В произведениях о ней продолжал господствовать давно осмеянный даже придворными критиками принцип «борьбы хорошего с лучшим». В потоке тогдашней довольно высокой литературы эти сочинения напоминали ломового извозчика, затесавшегося среди новеньких «Жигулей» на Калининском проспекте. Если в книге появлялся не очень уж хороший партработник, мгновенно рядом с ним, играя желваками и честно глядя вперед, возникал другой партработник – очень хороший. Реальная жизнь аппарата оказывалась практически вне литературного осмысления. Вышел, правда, в конце 1970-х роман хорошего сибирского прозаика, первого секретаря СП СССР Георгия Маркова «Грядущему веку», но читать его было трудно: тень пленумной риторики лежала даже на удачных страницах. В 1980-х годах первой попыткой художественного исследования человека, вовлеченного в аппаратную жизнь, стала, извините за прямоту, моя повесть «ЧП районного масштаба». Но тогдашняя критика этого даже не заметила, уткнувшись в «антибюрократический» роман В. Маканина «Человек свиты», сбитый из фобий и фанаберий кухонного советского фрондера. Критика часто предпочитает придуманный ею литературный процесс реальному – подобно тому, как иные дамы предпочитают эротические фантазии полноценной интимной близости.
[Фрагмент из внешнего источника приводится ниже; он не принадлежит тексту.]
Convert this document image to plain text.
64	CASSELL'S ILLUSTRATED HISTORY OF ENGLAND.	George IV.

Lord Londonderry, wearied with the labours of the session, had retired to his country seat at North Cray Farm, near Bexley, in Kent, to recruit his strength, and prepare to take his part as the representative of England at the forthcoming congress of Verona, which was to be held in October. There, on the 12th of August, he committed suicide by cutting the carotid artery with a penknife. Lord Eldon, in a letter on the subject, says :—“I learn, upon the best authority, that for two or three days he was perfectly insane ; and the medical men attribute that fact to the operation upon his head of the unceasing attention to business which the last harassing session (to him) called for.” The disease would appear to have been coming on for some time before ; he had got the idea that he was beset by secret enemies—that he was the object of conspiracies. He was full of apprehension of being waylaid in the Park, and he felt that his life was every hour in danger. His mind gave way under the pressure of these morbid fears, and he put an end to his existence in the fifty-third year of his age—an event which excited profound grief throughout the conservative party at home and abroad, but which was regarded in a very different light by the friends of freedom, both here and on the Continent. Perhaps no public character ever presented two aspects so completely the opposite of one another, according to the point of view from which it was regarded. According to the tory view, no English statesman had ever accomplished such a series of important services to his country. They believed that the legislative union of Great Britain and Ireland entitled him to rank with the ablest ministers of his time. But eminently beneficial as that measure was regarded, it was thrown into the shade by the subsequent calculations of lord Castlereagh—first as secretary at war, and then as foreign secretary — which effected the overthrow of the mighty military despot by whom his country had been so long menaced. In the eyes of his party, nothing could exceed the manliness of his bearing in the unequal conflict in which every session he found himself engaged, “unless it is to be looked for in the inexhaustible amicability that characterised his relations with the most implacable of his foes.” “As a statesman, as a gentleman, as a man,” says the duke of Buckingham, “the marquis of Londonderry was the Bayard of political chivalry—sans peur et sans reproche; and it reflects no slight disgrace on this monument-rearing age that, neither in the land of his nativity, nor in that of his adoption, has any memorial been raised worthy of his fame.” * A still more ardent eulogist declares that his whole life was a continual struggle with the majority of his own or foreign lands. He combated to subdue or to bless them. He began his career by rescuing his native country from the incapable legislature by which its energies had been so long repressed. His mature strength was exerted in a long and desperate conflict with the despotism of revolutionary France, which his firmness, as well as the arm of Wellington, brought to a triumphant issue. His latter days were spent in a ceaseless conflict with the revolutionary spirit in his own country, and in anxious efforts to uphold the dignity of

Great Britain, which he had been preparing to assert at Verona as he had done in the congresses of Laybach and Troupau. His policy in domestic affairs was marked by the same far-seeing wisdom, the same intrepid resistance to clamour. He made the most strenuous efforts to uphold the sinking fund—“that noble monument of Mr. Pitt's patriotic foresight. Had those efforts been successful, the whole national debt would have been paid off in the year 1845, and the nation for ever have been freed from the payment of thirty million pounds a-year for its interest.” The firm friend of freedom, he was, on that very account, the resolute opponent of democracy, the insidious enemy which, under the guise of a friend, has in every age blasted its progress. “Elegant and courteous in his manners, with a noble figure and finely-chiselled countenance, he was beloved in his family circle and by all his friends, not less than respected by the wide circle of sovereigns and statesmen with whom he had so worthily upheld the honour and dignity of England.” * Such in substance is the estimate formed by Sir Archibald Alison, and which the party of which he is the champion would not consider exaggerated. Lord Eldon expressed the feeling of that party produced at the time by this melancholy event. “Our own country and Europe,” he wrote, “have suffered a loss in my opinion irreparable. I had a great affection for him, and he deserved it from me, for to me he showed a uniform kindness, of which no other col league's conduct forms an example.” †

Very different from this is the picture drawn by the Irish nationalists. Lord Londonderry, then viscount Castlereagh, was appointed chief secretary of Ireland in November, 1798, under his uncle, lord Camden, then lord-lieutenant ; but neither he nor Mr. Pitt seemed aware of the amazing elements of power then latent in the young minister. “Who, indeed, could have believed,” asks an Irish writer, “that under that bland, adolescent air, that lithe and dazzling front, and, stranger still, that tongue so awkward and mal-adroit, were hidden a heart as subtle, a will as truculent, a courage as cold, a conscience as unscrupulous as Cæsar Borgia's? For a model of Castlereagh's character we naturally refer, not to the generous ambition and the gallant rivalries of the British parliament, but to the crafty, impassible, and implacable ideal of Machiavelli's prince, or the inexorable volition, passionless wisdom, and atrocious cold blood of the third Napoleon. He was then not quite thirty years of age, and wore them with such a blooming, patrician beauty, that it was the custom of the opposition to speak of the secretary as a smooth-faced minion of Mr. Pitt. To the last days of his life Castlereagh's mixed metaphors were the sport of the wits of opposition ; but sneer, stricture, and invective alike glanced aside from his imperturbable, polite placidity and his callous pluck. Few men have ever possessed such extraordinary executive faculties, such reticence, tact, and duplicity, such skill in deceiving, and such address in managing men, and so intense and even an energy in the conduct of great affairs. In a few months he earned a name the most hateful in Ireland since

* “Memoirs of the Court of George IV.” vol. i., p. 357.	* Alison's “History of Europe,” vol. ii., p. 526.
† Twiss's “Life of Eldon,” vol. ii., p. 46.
Итак, я уселся за «Апофегей». Мне захотелось написать честную историю хорошего человека, пошедшего во власть. И я сделал это: в 1988 году начал, а в начале 1989-го закончил. Писал я, наблюдая битву Горбачева с Ельциным, которого в ту пору представить себе президентом страны было так же невозможно, как ржавый танкер с дешевым алжирским вином вообразить флагманом советского флота. Имелся ли прототип у Валерия Чистякова? Конечно. Даже несколько, но зрительно я, сочиняя, представлял себе почему-то Валерия Бударина, он был первым секретарем Бауманского райкома комсомола в период моей недолгой работы в этой организации. В аппарате мой прототип не прижился, запил, опустился и был впоследствии зарезан в какой-то пьяной драке.